Your Mind is Like the Sky / The Go Yogi! Card Set

 

Your Mind is Like the Sky
Bronwen Ballard and Laura Carling
Frances Lincoln Children’s Books

Psychologist and mindfulness teacher, Bronwen Ballard has written a book to introduce children to mindfulness. She uses similes and metaphorical language to show that our difficult thoughts and feelings are an integral part of everyone’s life and demonstrating that we all have the power to deal with them.
Sometimes she says, the mind can be like a clear blue sky but at other times it might be ‘fizzy, stormy, black and crackly’; or perhaps a ‘bit grey’.
Thoughts come and go constantly; they’re likened to the clouds – sometimes positive, pleasant white ones but at other times they become dark and negative.

For example ‘raincloud’ thoughts may well make one feel sad, cross, irritated, confused perhaps.

However there are ways to deal with them, even those that seem at first to be overwhelming and this is what the second part of the narrative discusses. The important thing to do is to acknowledge the thought but realise it’s only one of many, many in the entire sky of your mind and that way you can let that dark thought slip gently away.

The more one practices being mindful, the easier it becomes to take control and choose which thoughts to attend to.

The main narrative ends on an upbeat note reminding the young reader that, like the sky, his/her mind is bursting with amazing thoughts each one different in shape, colour and size.

There are two final spreads aimed at adults explaining concisely what mindfulness is and offering some basic ideas to try together at home.

Award-wining illustrator Laura Carlin’s soft focus, smudgy, mixed media illustrations are the ideal complement to Bronwen’s gentle narrative. Together they offer parents and carers a really helpful book to help youngsters overcome their worries.

The Go Yogi! Card Set
Emma Hughes and John Smisson
Singing Dragon

Using little humans rather than animals this time, the author, very experienced yoga teacher, Emma Hughes and illustrator, John Smisson, of the Go Yogi! book have created a set of 50 cards of popular yoga poses; and Emma has written an accompanying explanatory booklet.

The latter briefly gives the benefits of yoga for children, sets some ground rules to use and talks about how to work with a group, the names of the poses, some words on pranayama and suggests ways the cards might be used in a session – in games or for storytelling being two ideas.

It’s concise and especially useful for those who aren’t practiced in teaching yoga to children. One proviso though, I was taught that young children (under 7) should not attempt headstands as the skull may not be fully hardened.
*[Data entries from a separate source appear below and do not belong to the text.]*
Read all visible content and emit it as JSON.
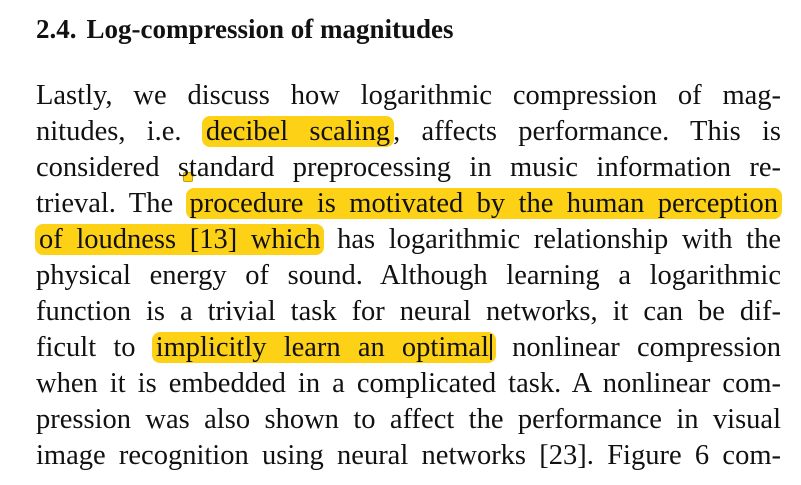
{
  "section": {
    "number": "2.4.",
    "title": "Log-compression of magnitudes"
  },
  "paragraph": {
    "l1": "Lastly, we discuss how logarithmic compression of mag-",
    "l2_pre": "nitudes, i.e.",
    "l2_hl": "decibel scaling",
    "l2_post": ", affects performance.  This is",
    "l3": "considered standard preprocessing in music information re-",
    "l4_pre": "trieval. The",
    "l4_hl": "procedure is motivated by the human perception",
    "l5_hl": "of loudness [13] which",
    "l5_post": "has logarithmic relationship with the",
    "l6": "physical energy of sound.  Although learning a logarithmic",
    "l7": "function is a trivial task for neural networks, it can be dif-",
    "l8_pre": "ficult to",
    "l8_hl": "implicitly learn an optimal",
    "l8_post": "nonlinear compression",
    "l9": "when it is embedded in a complicated task. A nonlinear com-",
    "l10": "pression was also shown to affect the performance in visual",
    "l11": "image recognition using neural networks [23]. Figure 6 com-"
  },
  "colors": {
    "highlight": "#fcd116",
    "text": "#111111"
  }
}
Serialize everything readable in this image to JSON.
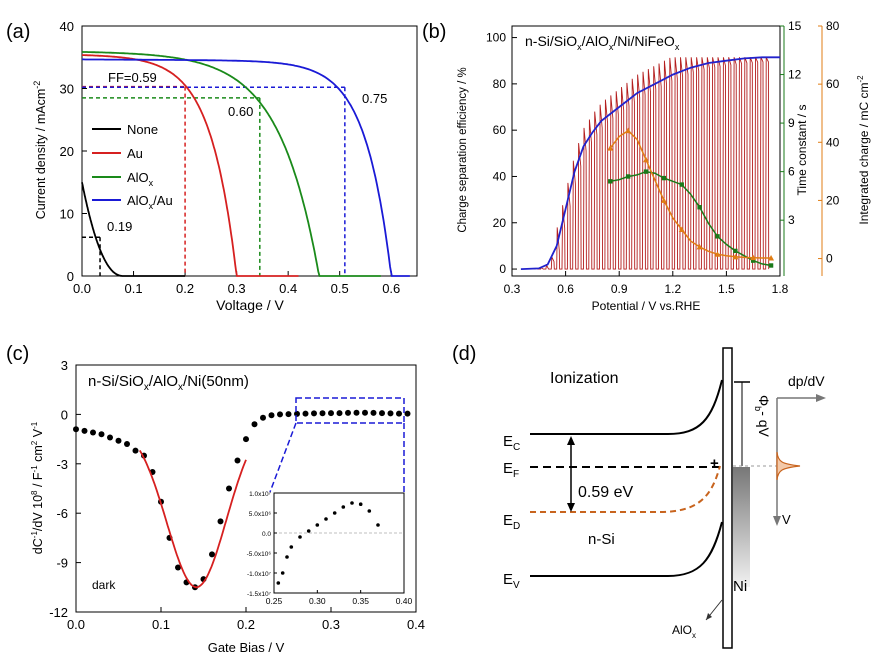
{
  "figure": {
    "panels": [
      "(a)",
      "(b)",
      "(c)",
      "(d)"
    ]
  },
  "chart_data": [
    {
      "id": "a",
      "type": "line",
      "xlabel": "Voltage / V",
      "ylabel": "Current density / mAcm",
      "ylabel_sup": "-2",
      "xlim": [
        0,
        0.65
      ],
      "ylim": [
        0,
        40
      ],
      "xticks": [
        0.0,
        0.1,
        0.2,
        0.3,
        0.4,
        0.5,
        0.6
      ],
      "xtick_labels": [
        "0.0",
        "0.1",
        "0.2",
        "0.3",
        "0.4",
        "0.5",
        "0.6"
      ],
      "yticks": [
        0,
        10,
        20,
        30,
        40
      ],
      "ytick_labels": [
        "0",
        "10",
        "20",
        "30",
        "40"
      ],
      "series": [
        {
          "name": "None",
          "color": "#000000",
          "jsc": 15.0,
          "voc": 0.08,
          "ff": 0.19,
          "vmp": 0.035,
          "jmp": 6.2
        },
        {
          "name": "Au",
          "color": "#d62020",
          "jsc": 35.1,
          "voc": 0.3,
          "ff": 0.59,
          "vmp": 0.2,
          "jmp": 30.3
        },
        {
          "name": "AlOx",
          "name_main": "AlO",
          "name_sub": "x",
          "color": "#1a8a1a",
          "jsc": 35.6,
          "voc": 0.46,
          "ff": 0.6,
          "vmp": 0.345,
          "jmp": 28.5
        },
        {
          "name": "AlOx/Au",
          "name_main": "AlO",
          "name_sub": "x",
          "name_tail": "/Au",
          "color": "#1a1ad6",
          "jsc": 34.4,
          "voc": 0.6,
          "ff": 0.75,
          "vmp": 0.51,
          "jmp": 30.2
        }
      ],
      "annotations": [
        {
          "text": "FF=0.59",
          "color": "#d62020"
        },
        {
          "text": "0.60",
          "color": "#1a8a1a"
        },
        {
          "text": "0.75",
          "color": "#1a1ad6"
        },
        {
          "text": "0.19",
          "color": "#000000"
        }
      ]
    },
    {
      "id": "b",
      "type": "line",
      "title_parts": [
        "n-Si/SiO",
        "x",
        "/AlO",
        "x",
        "/Ni/NiFeO",
        "x"
      ],
      "xlabel": "Potential / V vs.RHE",
      "ylabel_left": "Charge separation efficiency / %",
      "ylabel_right1": "Time constant / s",
      "ylabel_right2": "Integrated charge / mC cm",
      "ylabel_right2_sup": "-2",
      "xlim": [
        0.3,
        1.8
      ],
      "ylim_left": [
        -3,
        105
      ],
      "ylim_right1": [
        -0.45,
        15
      ],
      "ylim_right2": [
        -6,
        80
      ],
      "xtick_labels": [
        "0.3",
        "0.6",
        "0.9",
        "1.2",
        "1.5",
        "1.8"
      ],
      "ytick_left_labels": [
        "0",
        "20",
        "40",
        "60",
        "80",
        "100"
      ],
      "ytick_right1_labels": [
        "3",
        "6",
        "9",
        "12",
        "15"
      ],
      "ytick_right2_labels": [
        "0",
        "20",
        "40",
        "60",
        "80"
      ],
      "efficiency_curve": {
        "color": "#2222cc",
        "x": [
          0.35,
          0.45,
          0.5,
          0.55,
          0.6,
          0.65,
          0.7,
          0.75,
          0.8,
          0.9,
          1.0,
          1.1,
          1.2,
          1.3,
          1.4,
          1.5,
          1.6,
          1.7,
          1.8
        ],
        "y": [
          0,
          0.3,
          2,
          10,
          26,
          42,
          53,
          59,
          64,
          70,
          76,
          80,
          84,
          87,
          89,
          90,
          91,
          91.5,
          91.5
        ]
      },
      "pulse_train": {
        "color": "#b41e1e",
        "x_start": 0.4,
        "x_end": 1.75,
        "step": 0.03,
        "peak": 91.5
      },
      "time_constant": {
        "color": "#1a7a1a",
        "x": [
          0.85,
          0.9,
          0.95,
          1.0,
          1.05,
          1.1,
          1.15,
          1.2,
          1.25,
          1.3,
          1.35,
          1.4,
          1.45,
          1.5,
          1.55,
          1.6,
          1.65,
          1.7,
          1.75
        ],
        "y": [
          5.4,
          5.5,
          5.7,
          5.8,
          6.0,
          5.9,
          5.6,
          5.4,
          5.2,
          4.6,
          3.8,
          2.8,
          2.0,
          1.5,
          1.1,
          0.8,
          0.5,
          0.3,
          0.2
        ]
      },
      "integrated_charge": {
        "color": "#e07d14",
        "x": [
          0.85,
          0.9,
          0.95,
          1.0,
          1.05,
          1.1,
          1.15,
          1.2,
          1.25,
          1.3,
          1.35,
          1.4,
          1.45,
          1.5,
          1.55,
          1.6,
          1.65,
          1.7,
          1.75
        ],
        "y": [
          38,
          42,
          44,
          41,
          34,
          27,
          20,
          14,
          10,
          6,
          4,
          2.5,
          1.5,
          1,
          0.6,
          0.4,
          0.3,
          0.2,
          0.2
        ]
      }
    },
    {
      "id": "c",
      "type": "scatter",
      "title_parts": [
        "n-Si/SiO",
        "x",
        "/AlO",
        "x",
        "/Ni(50nm)"
      ],
      "label": "dark",
      "xlabel": "Gate Bias / V",
      "ylabel": "dC",
      "ylabel_full": "dC-1/dV 10^8 / F-1 cm2 V-1",
      "xlim": [
        0,
        0.4
      ],
      "ylim": [
        -12,
        3
      ],
      "xtick_labels": [
        "0.0",
        "0.1",
        "0.2",
        "0.3",
        "0.4"
      ],
      "ytick_labels": [
        "3",
        "0",
        "-3",
        "-6",
        "-9",
        "-12"
      ],
      "points_x": [
        0.0,
        0.01,
        0.02,
        0.03,
        0.04,
        0.05,
        0.06,
        0.07,
        0.08,
        0.09,
        0.1,
        0.11,
        0.12,
        0.13,
        0.14,
        0.15,
        0.16,
        0.17,
        0.18,
        0.19,
        0.2,
        0.21,
        0.22,
        0.23,
        0.24,
        0.25,
        0.26,
        0.27,
        0.28,
        0.29,
        0.3,
        0.31,
        0.32,
        0.33,
        0.34,
        0.35,
        0.36,
        0.37,
        0.38,
        0.39
      ],
      "points_y": [
        -0.9,
        -1.0,
        -1.1,
        -1.2,
        -1.4,
        -1.6,
        -1.8,
        -2.2,
        -2.5,
        -3.5,
        -5.3,
        -7.5,
        -9.3,
        -10.2,
        -10.5,
        -10.0,
        -8.5,
        -6.5,
        -4.5,
        -2.8,
        -1.5,
        -0.6,
        -0.2,
        -0.05,
        0.0,
        0.02,
        0.03,
        0.05,
        0.06,
        0.07,
        0.08,
        0.08,
        0.09,
        0.1,
        0.1,
        0.09,
        0.08,
        0.06,
        0.05,
        0.05
      ],
      "fit": {
        "color": "#d62020",
        "center": 0.142,
        "depth": 10.5,
        "width": 0.035,
        "baseline": -0.6,
        "x_range": [
          0.075,
          0.2
        ]
      },
      "inset": {
        "xlim": [
          0.25,
          0.4
        ],
        "ylim": [
          -1.5,
          1.0
        ],
        "xtick_labels": [
          "0.25",
          "0.30",
          "0.35",
          "0.40"
        ],
        "ytick_labels": [
          "1.0x10⁷",
          "5.0x10⁶",
          "0.0",
          "-5.0x10⁶",
          "-1.0x10⁷",
          "-1.5x10⁷"
        ],
        "x": [
          0.255,
          0.26,
          0.265,
          0.27,
          0.28,
          0.29,
          0.3,
          0.31,
          0.32,
          0.33,
          0.34,
          0.35,
          0.36,
          0.37
        ],
        "y": [
          -1.25,
          -1.0,
          -0.6,
          -0.35,
          -0.1,
          0.05,
          0.2,
          0.35,
          0.5,
          0.65,
          0.75,
          0.72,
          0.55,
          0.2
        ]
      }
    },
    {
      "id": "d",
      "type": "diagram",
      "labels": {
        "ionization": "Ionization",
        "ec": "E",
        "ec_sub": "C",
        "ef": "E",
        "ef_sub": "F",
        "ed": "E",
        "ed_sub": "D",
        "ev": "E",
        "ev_sub": "V",
        "energy": "0.59 eV",
        "nsi": "n-Si",
        "ni": "Ni",
        "aloxm": "AlO",
        "aloxs": "x",
        "barrier": "Φ",
        "barrier_sub": "b",
        "barrier_tail": "- qV",
        "dpdv": "dp/dV",
        "v": "V",
        "plus": "+"
      },
      "colors": {
        "ed": "#c8641e",
        "plus": "#cc2222",
        "axis": "#777777",
        "peak": "#c8641e"
      }
    }
  ]
}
The ‘flash cards’ themselves have a child showing a yoga asana (pose), (or in the case of paired poses, two children) set against a brightly coloured background on one side, while the reverse side shows how to get into the pose. Each card has a coloured border that suggests a possible emotional or physical benefit doing the pose might bring. Orange signifies energising; green is for calming; red for strengthening and yellow for balancing.

All in all, and I speak from experience as a specialist early years teacher and teacher of yoga to children (and adults), this little box is a real treasure for those wanting to introduce yoga to young children. I thoroughly recommend it.

Stay, Benson!

 

Stay, Benson!
Thereza Rowe
Thames & Hudson

Benson is, so owner Flick believes, the ideal dog. When she leaves home and heads off to school, he stays minding the house and of course, he always obeys her “You stay … No chasing!” command. Flick is confident of that but should she be?

What about the day when no sooner has she bid him farewell, than he’s sneaking off through the back door and teasing a black and white moggy in the garden.

Furthermore, under the impression, so he’d have us believe, Flick’s instruction was “Play Benson!” he begins chasing the cat.

The feline creature leaps over the fence but Benson digs beneath it and then the chase is well and truly on.

No matter what we tell him he insists he’s been told to “Play Benson!” and after scaring the cat out of its wits, he proceeds to chase a squirrel and then goes charging off into the playground after a ball.

Oh my goodness, now what? He certainly is in a playful mood. He’s soaked himself going after that ball

and it appears he’s a bit peckish too.

It’s as well he obeys the picnickers “GO HOME, BENSON!” command however. He makes it back just in the nick of time, for who should come through the door but Flick with a cheerful greeting and a couple of questions to which only we the readers (along with a few characters in the story) know the answers.

It’s impossible not to love this mischievous dog with his zest for life and playfulness portrayed in Thereza’s eye-catchingly bold, retro-style art with its occasional die-cuts and cutaway pages. Offering plenty of audience participation opportunities, her story is a fun read aloud and the built in repetition makes it ideal for those in the early stages of becoming a reader.